History of the 1957-1961 Jaguar XK150
The final iteration in the XK series was the XK150, which was introduced in May 1957 as a 1958 model. Although recognizably a member of the Jaguar family, it was wider and not nearly as swoopy as the earlier XKs, and the distinctive grill had a much more delicate appearance than its predecessor. Although the chassis was carried over unchanged from the 140, standard equipment now included four-wheel disc brakes, which was a first for a car built in series production. Initially, a convertible and fixed head were the only body choices.
Under the wider bonnet lurked the familiar twin-cam, straight-six, which was almost as pretty as the car itself. The standard engine was rated at 190 bhp, but a 210bhp SE version was also offered. More power soon followed with the S version of the 3.4 liter engine, which breathed through triple SU carburetors to generate 250bhp. As before, the four speed manual transmission was offered with overdrive and a three-speed Borg Warner automatic was optional.
Later in 1958, Jaguar added a lighter roadster version to the line-up.
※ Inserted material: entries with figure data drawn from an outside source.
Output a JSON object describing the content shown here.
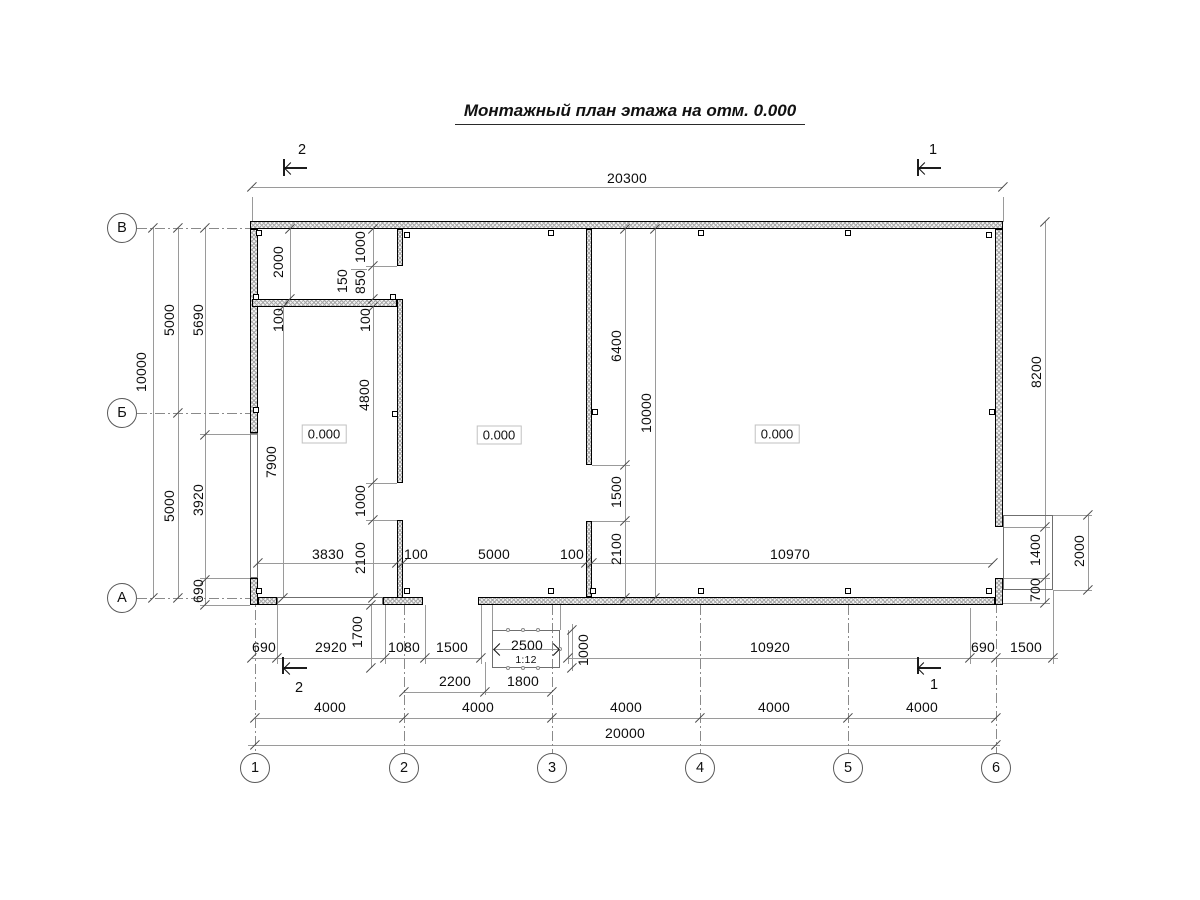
{
  "title": {
    "text": "Монтажный план этажа на отм. 0.000"
  },
  "room_levels": [
    {
      "text": "0.000",
      "x": 324,
      "y": 434
    },
    {
      "text": "0.000",
      "x": 499,
      "y": 435
    },
    {
      "text": "0.000",
      "x": 777,
      "y": 434
    }
  ],
  "axes": {
    "bottom": [
      {
        "label": "1",
        "x": 255
      },
      {
        "label": "2",
        "x": 404
      },
      {
        "label": "3",
        "x": 552
      },
      {
        "label": "4",
        "x": 700
      },
      {
        "label": "5",
        "x": 848
      },
      {
        "label": "6",
        "x": 996
      }
    ],
    "bottom_y": 768,
    "left": [
      {
        "label": "В",
        "y": 228
      },
      {
        "label": "Б",
        "y": 413
      },
      {
        "label": "А",
        "y": 598
      }
    ],
    "left_x": 122
  },
  "section_markers": [
    {
      "label": "2",
      "x": 302,
      "y": 150
    },
    {
      "label": "1",
      "x": 933,
      "y": 150
    },
    {
      "label": "2",
      "x": 299,
      "y": 688
    },
    {
      "label": "1",
      "x": 934,
      "y": 685
    }
  ],
  "dimensions": [
    {
      "text": "20300",
      "x": 627,
      "y": 178,
      "rot": 0
    },
    {
      "text": "10000",
      "x": 141,
      "y": 372,
      "rot": -90
    },
    {
      "text": "5000",
      "x": 169,
      "y": 320,
      "rot": -90
    },
    {
      "text": "5000",
      "x": 169,
      "y": 506,
      "rot": -90
    },
    {
      "text": "5690",
      "x": 198,
      "y": 320,
      "rot": -90
    },
    {
      "text": "3920",
      "x": 198,
      "y": 500,
      "rot": -90
    },
    {
      "text": "690",
      "x": 198,
      "y": 591,
      "rot": -90
    },
    {
      "text": "2000",
      "x": 278,
      "y": 262,
      "rot": -90
    },
    {
      "text": "1000",
      "x": 360,
      "y": 247,
      "rot": -90
    },
    {
      "text": "850",
      "x": 360,
      "y": 282,
      "rot": -90
    },
    {
      "text": "150",
      "x": 342,
      "y": 281,
      "rot": -90
    },
    {
      "text": "100",
      "x": 278,
      "y": 320,
      "rot": -90
    },
    {
      "text": "100",
      "x": 365,
      "y": 320,
      "rot": -90
    },
    {
      "text": "4800",
      "x": 364,
      "y": 395,
      "rot": -90
    },
    {
      "text": "7900",
      "x": 271,
      "y": 462,
      "rot": -90
    },
    {
      "text": "1000",
      "x": 360,
      "y": 501,
      "rot": -90
    },
    {
      "text": "2100",
      "x": 360,
      "y": 558,
      "rot": -90
    },
    {
      "text": "3830",
      "x": 328,
      "y": 554,
      "rot": 0
    },
    {
      "text": "100",
      "x": 416,
      "y": 554,
      "rot": 0
    },
    {
      "text": "5000",
      "x": 494,
      "y": 554,
      "rot": 0
    },
    {
      "text": "100",
      "x": 572,
      "y": 554,
      "rot": 0
    },
    {
      "text": "10970",
      "x": 790,
      "y": 554,
      "rot": 0
    },
    {
      "text": "6400",
      "x": 616,
      "y": 346,
      "rot": -90
    },
    {
      "text": "10000",
      "x": 646,
      "y": 413,
      "rot": -90
    },
    {
      "text": "1500",
      "x": 616,
      "y": 492,
      "rot": -90
    },
    {
      "text": "2100",
      "x": 616,
      "y": 549,
      "rot": -90
    },
    {
      "text": "8200",
      "x": 1036,
      "y": 372,
      "rot": -90
    },
    {
      "text": "1400",
      "x": 1035,
      "y": 550,
      "rot": -90
    },
    {
      "text": "700",
      "x": 1035,
      "y": 590,
      "rot": -90
    },
    {
      "text": "2000",
      "x": 1079,
      "y": 551,
      "rot": -90
    },
    {
      "text": "690",
      "x": 264,
      "y": 647,
      "rot": 0
    },
    {
      "text": "2920",
      "x": 331,
      "y": 647,
      "rot": 0
    },
    {
      "text": "1700",
      "x": 357,
      "y": 632,
      "rot": -90
    },
    {
      "text": "1080",
      "x": 404,
      "y": 647,
      "rot": 0
    },
    {
      "text": "1500",
      "x": 452,
      "y": 647,
      "rot": 0
    },
    {
      "text": "2500",
      "x": 527,
      "y": 645,
      "rot": 0
    },
    {
      "text": "1:12",
      "x": 526,
      "y": 660,
      "rot": 0,
      "small": true
    },
    {
      "text": "1000",
      "x": 583,
      "y": 650,
      "rot": -90
    },
    {
      "text": "10920",
      "x": 770,
      "y": 647,
      "rot": 0
    },
    {
      "text": "690",
      "x": 983,
      "y": 647,
      "rot": 0
    },
    {
      "text": "1500",
      "x": 1026,
      "y": 647,
      "rot": 0
    },
    {
      "text": "2200",
      "x": 455,
      "y": 681,
      "rot": 0
    },
    {
      "text": "1800",
      "x": 523,
      "y": 681,
      "rot": 0
    },
    {
      "text": "4000",
      "x": 330,
      "y": 707,
      "rot": 0
    },
    {
      "text": "4000",
      "x": 478,
      "y": 707,
      "rot": 0
    },
    {
      "text": "4000",
      "x": 626,
      "y": 707,
      "rot": 0
    },
    {
      "text": "4000",
      "x": 774,
      "y": 707,
      "rot": 0
    },
    {
      "text": "4000",
      "x": 922,
      "y": 707,
      "rot": 0
    },
    {
      "text": "20000",
      "x": 625,
      "y": 733,
      "rot": 0
    }
  ]
}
Available in both standard and S versions, it had a sleeker appearance but still offered roll-up windows. For 1959, the big news was a 3.8 liter version of the famous XK engine. Rated at 220 in standard guise and 265 for the S version, the big cat was seriously quick.
Many considered the XK150 a fast touring car rather than an out-and-out sports car, which is supported by the simple fact that the cars were seldom raced or rallied. Still, the 150 had enough appeal to sell 9,395 examples, of a car that cost close to $5,000 when production ceased in 1961. The car was a grand close to one of the most iconic sports car series of all time.